Het tweede historische voorbeeld zijn twee wetten uit oktober 1945. Ze voerden een eenmalige vermogenstaks in. ‘Belgen moesten toen 5 procent van hun vermogen aan de fiscus afstaan’, zegt Maus. Hoeveel vermogen na vijf jaar oorlogsverwoesting overbleef en hoe exact de fiscus dat kon meten, is niet duidelijk. ‘En het lijkt me ondenkbaar dat je nu zoiets met dergelijke tarieven kan invoeren. Het kot zou in brand staan.’ Een bijkomende moeilijkheid is dat het geen steek houdt investeringen aan te moedigen voor de herstart van de economie, terwijl je ze meteen daarna weer harder belast.

Een derde historisch voorbeeld is de crisisbelasting die Dehaene begin jaren negentig invoerde om uit de put van de jaren tachtig te klimmen en België klaar te stomen voor de euro. De tarieven op álle inkomstenbelastingen – van gezinnen, bedrijven en vzw’s – gingen toen met 3 procentpunten omhoog.

Solidariteit

De jaren nadien werden die tarieven afgebouwd, al is de les dat wat de Wetstraat als tijdelijk aankondigt in de portemonnee best wel even kan duren. De door Dehaene ingevoerde crisisbelasting in de vennootschapsbelasting verdween pas vorig jaar. En de solidariteitsbijdrage op de hogere pensioenen bestaat nog altijd.

Maus vindt dat evenwel de elegantste piste. ‘Hoe breder je belastingen kan uitrollen, hoe kleiner je de tariefschok kan maken. Stel dat je álle belastingen – van btw en erfenisrechten tot vennootschaps- en personenbelasting – twee jaar lang optrekt, dan kan je met 1 procentpunt erbij al tot stevige inkomsten komen. Als je dat tijdelijk doet en goed communiceert, lijkt het me de simpelste oplossing.’

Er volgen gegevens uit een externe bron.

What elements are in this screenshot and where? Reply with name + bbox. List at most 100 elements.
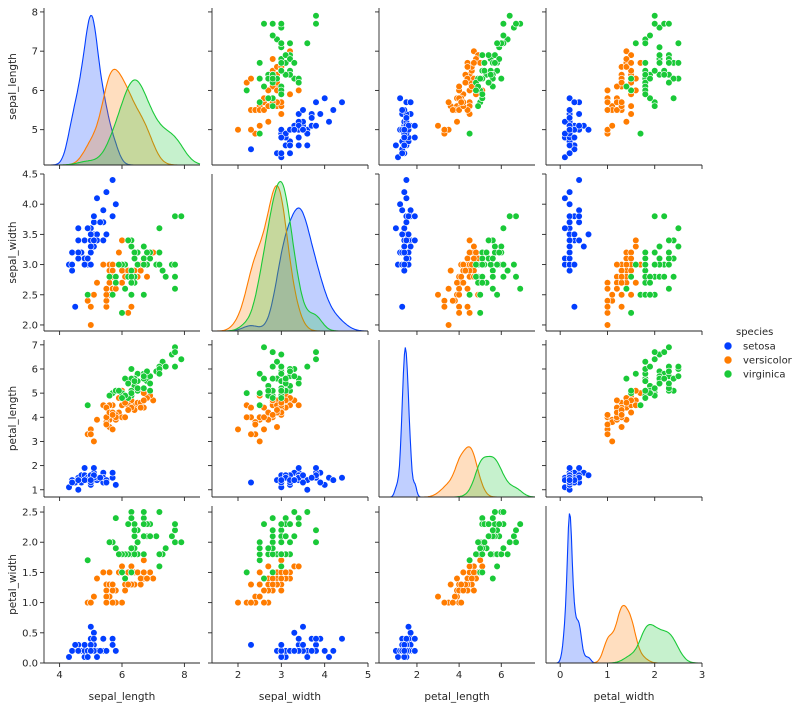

Al beseft hij dat het nu ook weer niet zo simpel wordt. ‘Ik zie heel veel solidariteit vandaag. We applaudisseren iedere dag om acht uur voor de zorgverleners. Maar ik ben er niet zo zeker van dat die solidariteit even groot blijft als de fiscus ze van iedereen vraagt.’

TO STAY INFORMED?

Subscribe to the newsletter and receive the latest blog and media articles every month.



    ]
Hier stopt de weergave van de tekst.